How does this interest and engagement affect fundraising? Results to date have been mixed, and early indications suggest that high levels of engagement are even more vital to successful fundraising efforts with online alumni than campus-based alumni.

Online alumni at the higher end of our engagement scale have been receptive to solicitations, particularly in countries with giving cultures. Our New York alumni ambassador, a racehorse owner, made a substantial gift to the university's Philip Leverhulme Equine Hospital appeal and, along with our online alumni board member, has pledged to our million-pound fundraising initiative "1,000 for £1,000." A fundraising lecture in Toronto, attended largely by online graduates, brought in additional support for our Benefactors' Fund, while other events have also resulted in gifts from online alumni.

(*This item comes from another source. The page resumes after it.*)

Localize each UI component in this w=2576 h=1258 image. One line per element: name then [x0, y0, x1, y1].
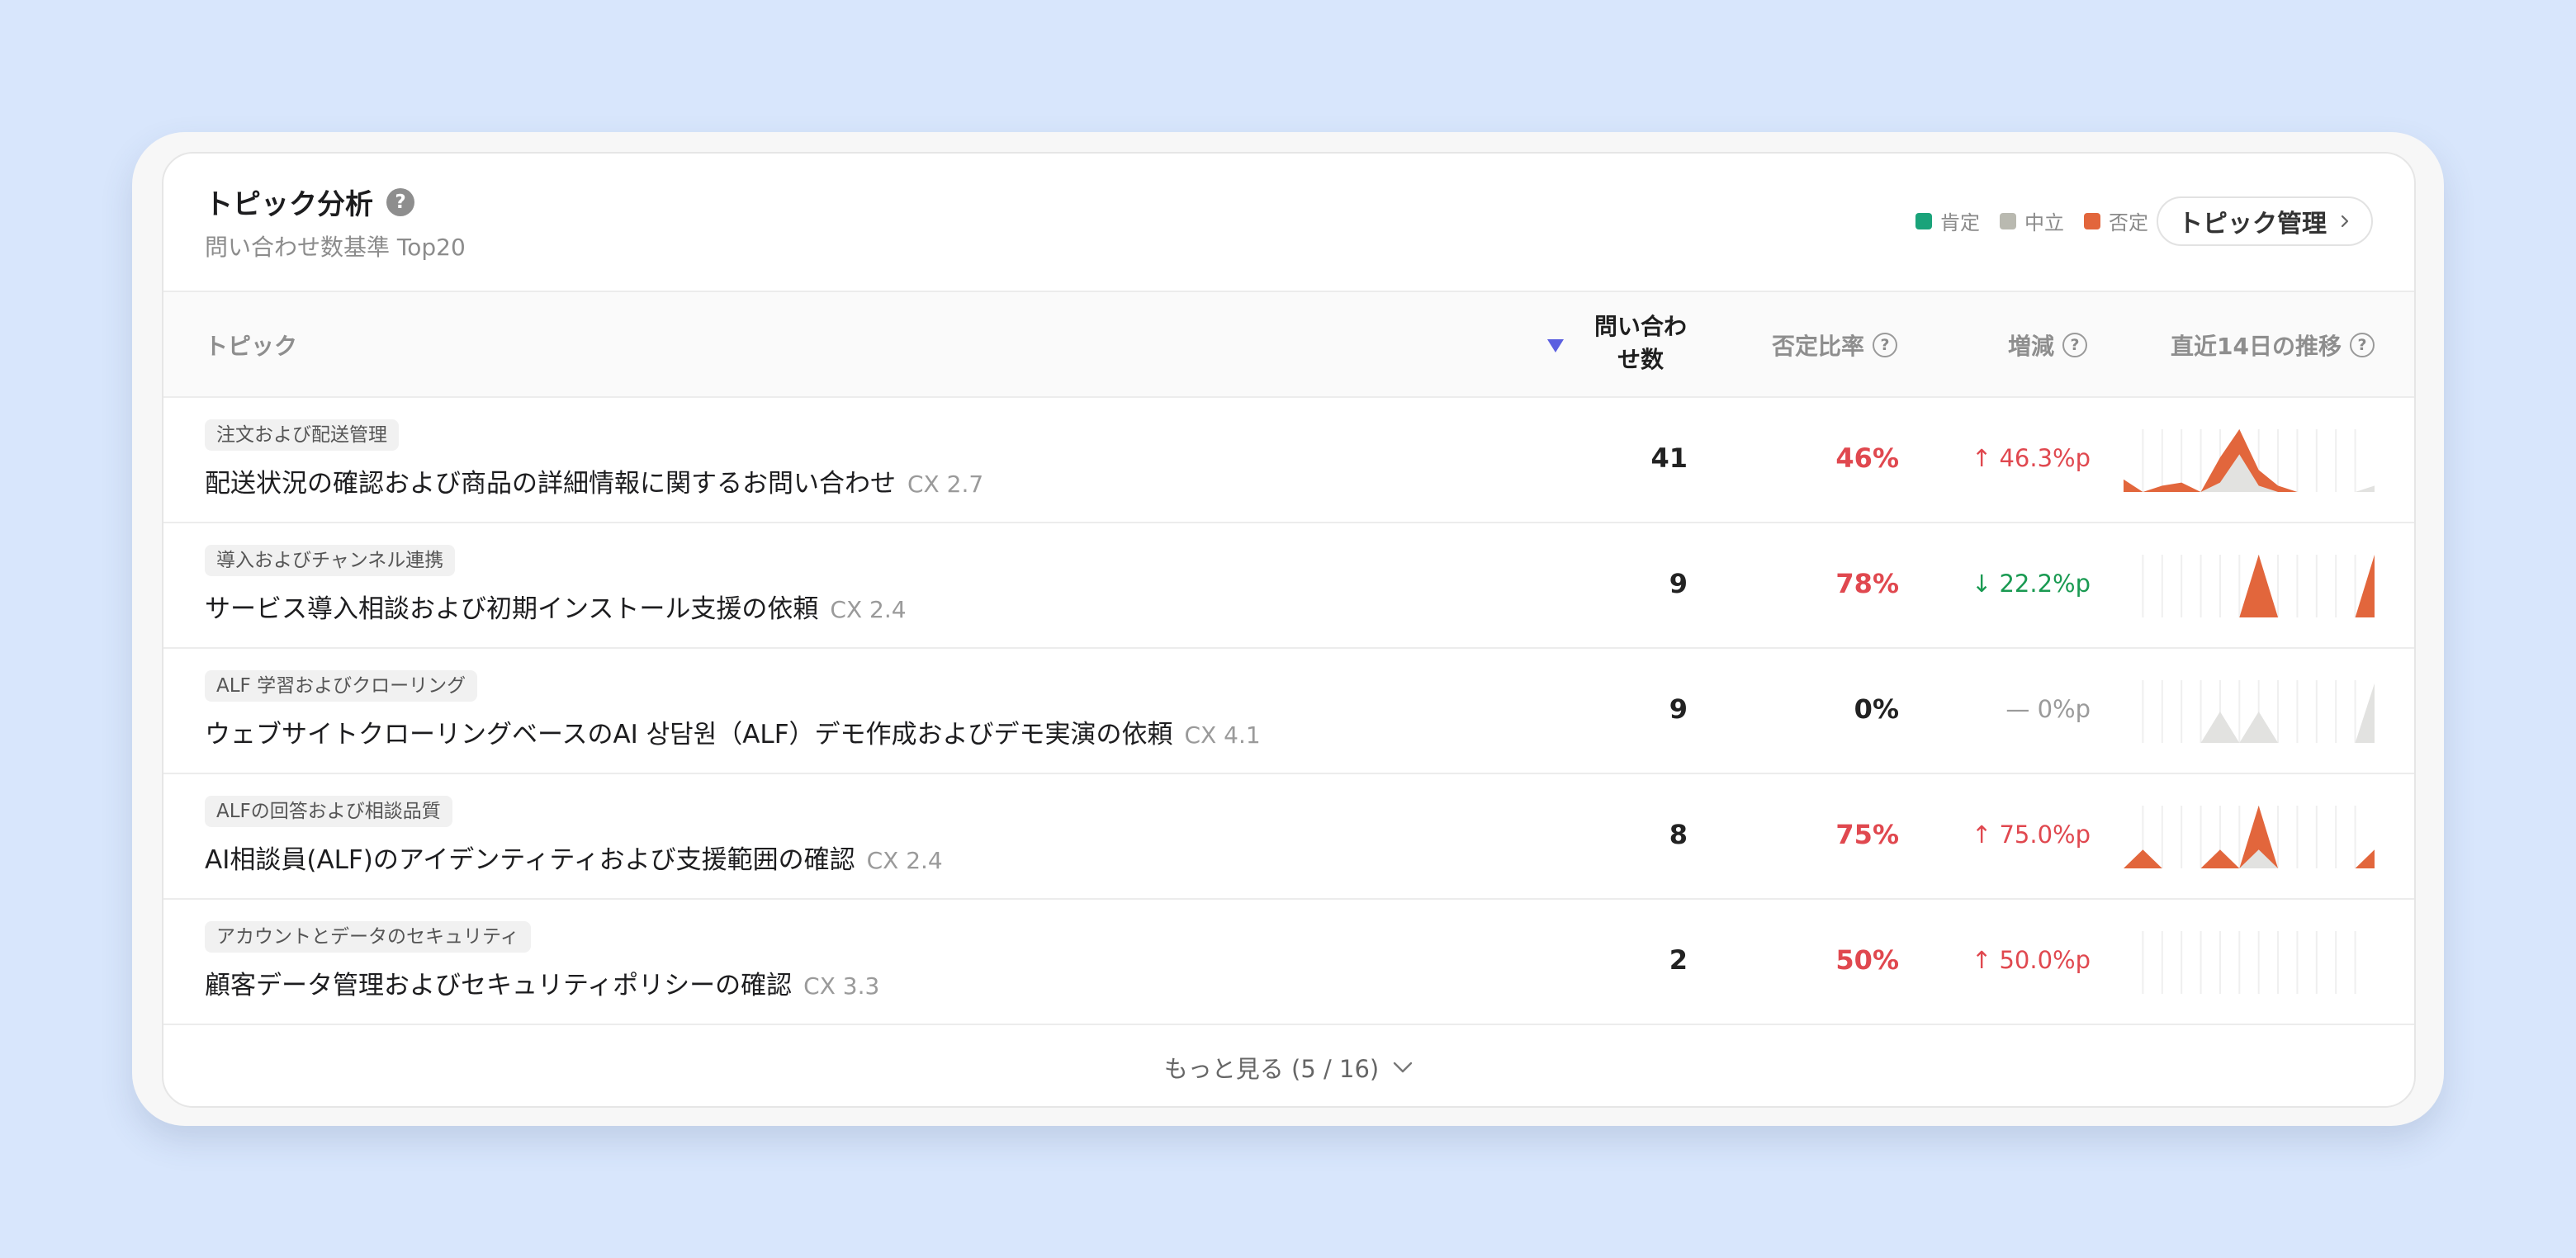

Integrating online alumni into our annual giving program has not been as successful, with the participation rate less than that of campus-based graduates and initial feedback indicating a reluctance to donate to funds that specifically support campus-based students and facilities.

Perhaps it is too early to draw conclusions about fundraising from Liverpool's online graduates, as the cohort is composed of comparatively recent graduates who mostly live outside the U.K. There have been fewer opportunities to solicit them and receive feedback. However, survey results indicate that more than 50 percent of online alumni believe it is important to support the university financially—compared with 38 percent of campus-based graduates—so the university is exploring the introduction of a tailored fundraising activity that would appeal to online graduates.

Untapped potential

As the number of universities offering online programs increases around the world, development and alumni relations teams should welcome these plugged-in constituents into their communities. Online students and alumni can significantly enrich traditional alumni networks, and their connection and contributions to an institution should not be underestimated.

About the Author Andrew Morrison

Andrew Morrison is the alumni relations manager (networks and volunteers) at the University of Liverpool in the U.K.